La folie est- elle un renoncement à l'Autre ?
La folie, le fait de renoncer à l'Autre :
Le regard et l'identité du sujet dans Seul au monde
Seul au monde, le film de Robert Zemeckis, nous plonge dans l'expérience extrême de Chuck Noland, un cadre de FedEx échoué sur une île déserte.
un homme soudainement privé de toute interaction sociale. Au cœur de cette solitude totale se pose la question du regard de l'autre, non seulement comme miroir de soi, mais aussi comme vecteur de différence, d'altérité. C'est ce regard qui, en nous renvoyant une image de nous-mêmes, nous révèle également ce qui nous distingue des autres, ce qui fait notre singularité.
Le regard de l'autre : un miroir qui introduit la différence
Dans cette absence de différence, Chuck crée Wilson, un ballon de volley, un substitut de l'autre qui lui permet de recréer, artificiellement, le jeu du regard,un simulacre de differnce. Wilson n'est pas seulement un compagnon, il est aussi un miroir qui renvoie à Chuck une image de lui-même. À travers Wilson, Chuck peut rejouer les interactions sociales, les échanges, les confrontations, qui sont autant de manières de se différencier de l'autre. Wilson incarne le regard de l'autre, ce regard qui confirme son existence. Comme le souligne Donald Winnicott, Wilson devient un objet transitionnel, un support psychique essentiel pour Chuck. La perte de Wilson, emporté par les flots, symbolise la rupture du dernier lien avec l'humanité, précipitant Chuck dans un désespoir profond.

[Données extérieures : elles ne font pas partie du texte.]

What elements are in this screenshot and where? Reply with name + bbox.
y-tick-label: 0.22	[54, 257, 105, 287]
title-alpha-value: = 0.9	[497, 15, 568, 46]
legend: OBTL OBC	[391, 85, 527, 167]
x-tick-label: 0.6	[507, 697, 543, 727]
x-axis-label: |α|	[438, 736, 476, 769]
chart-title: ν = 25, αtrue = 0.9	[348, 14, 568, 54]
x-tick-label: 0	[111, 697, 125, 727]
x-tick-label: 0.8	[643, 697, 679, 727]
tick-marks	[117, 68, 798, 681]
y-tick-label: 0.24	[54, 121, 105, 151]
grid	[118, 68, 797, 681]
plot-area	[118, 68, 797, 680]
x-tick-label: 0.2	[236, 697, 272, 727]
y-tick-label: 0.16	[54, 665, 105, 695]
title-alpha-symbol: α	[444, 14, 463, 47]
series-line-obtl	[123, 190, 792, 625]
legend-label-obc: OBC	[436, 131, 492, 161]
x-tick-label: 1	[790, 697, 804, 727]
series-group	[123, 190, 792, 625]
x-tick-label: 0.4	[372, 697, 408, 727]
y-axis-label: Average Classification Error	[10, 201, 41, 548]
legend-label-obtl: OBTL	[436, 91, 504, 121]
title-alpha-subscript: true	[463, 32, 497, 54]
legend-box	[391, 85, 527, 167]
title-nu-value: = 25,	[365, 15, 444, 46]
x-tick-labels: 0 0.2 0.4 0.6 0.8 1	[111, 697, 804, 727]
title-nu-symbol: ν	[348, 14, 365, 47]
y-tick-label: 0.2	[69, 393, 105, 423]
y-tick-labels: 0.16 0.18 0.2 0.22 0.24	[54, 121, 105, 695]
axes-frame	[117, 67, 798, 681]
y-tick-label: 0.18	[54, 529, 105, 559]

Le regard de l'autre : un miroir qui introduit la différence et le désir
Pour Lacan, le regard de l'autre n'est pas seulement un reflet, c'est un miroir qui introduit la différence et le désir. Avant son naufrage, Chuck est pris dans le jeu des regards, où son identité se construit dans un équilibre précaire entre l'image qu'il se fait de lui-même et celle que les autres lui renvoient. Ce besoin du regard de l’autre n'est pas neutre, il est une demande, il est demande du désir, ce désir primordial et absolu, le désir de la mère, qui aliène. Dans l’existence cette demande incessante détermine tous les choix du sujet dans sa lutte inconsciente, de rester sujet de lui-même ou de redevenir l’objet de désir de la mère et se perdre. +
«La folie » : l'effacement de la différence , la perte du Je
La « folie » de Chuck, ce n'est pas tant la perte de contact avec la réalité que la perte de contact avec la différence. C'est l'incapacité à se distinguer des autres, à se définir par rapport à un extérieur. C'est l'engloutissement dans une uniformité mortifère, où le sujet se dissout dans un néant indifférencié.
La « folie » comme renoncement àu desir de l'autre
La « folie » de Chuck ne se manifeste pas par des hallucinations ou des délires, mais par une forme de dépersonnalisation, une perte de contact avec la réalité sociale. L'isolement et l'absence de regard de l'autre le conduisent à une régression psychique, à un état où les frontières entre le soi et l'autre s'estompent. Cette « folie » est une tentative de survivre psychiquement dans un environnement hostile, une manière de se protéger de l'anéantissement.
L'autre m'oblige à être différent
Le film nous rappelle que l'autre ne se contente pas de nous confirmer dans notre être, il nous oblige aussi à être différents. C'est dans la confrontation avec l'autre que nous prenons conscience de nos singularités, de nos spécificités. C'est dans le jeu des interactions sociales que nous nous définissons comme sujets uniques et irremplaçables.
Seul au monde est une puissante réflexion sur le rôle du regard de l'autre dans la construction de l'identité. Le film nous montre que ce regard n'est pas seulement un miroir, mais aussi un vecteur de différence, un outil qui nous permet de nous définir par rapport aux autres. La « folie » de Chuck, c'est le renoncement à cette différence, l'effacement de son identité singulière.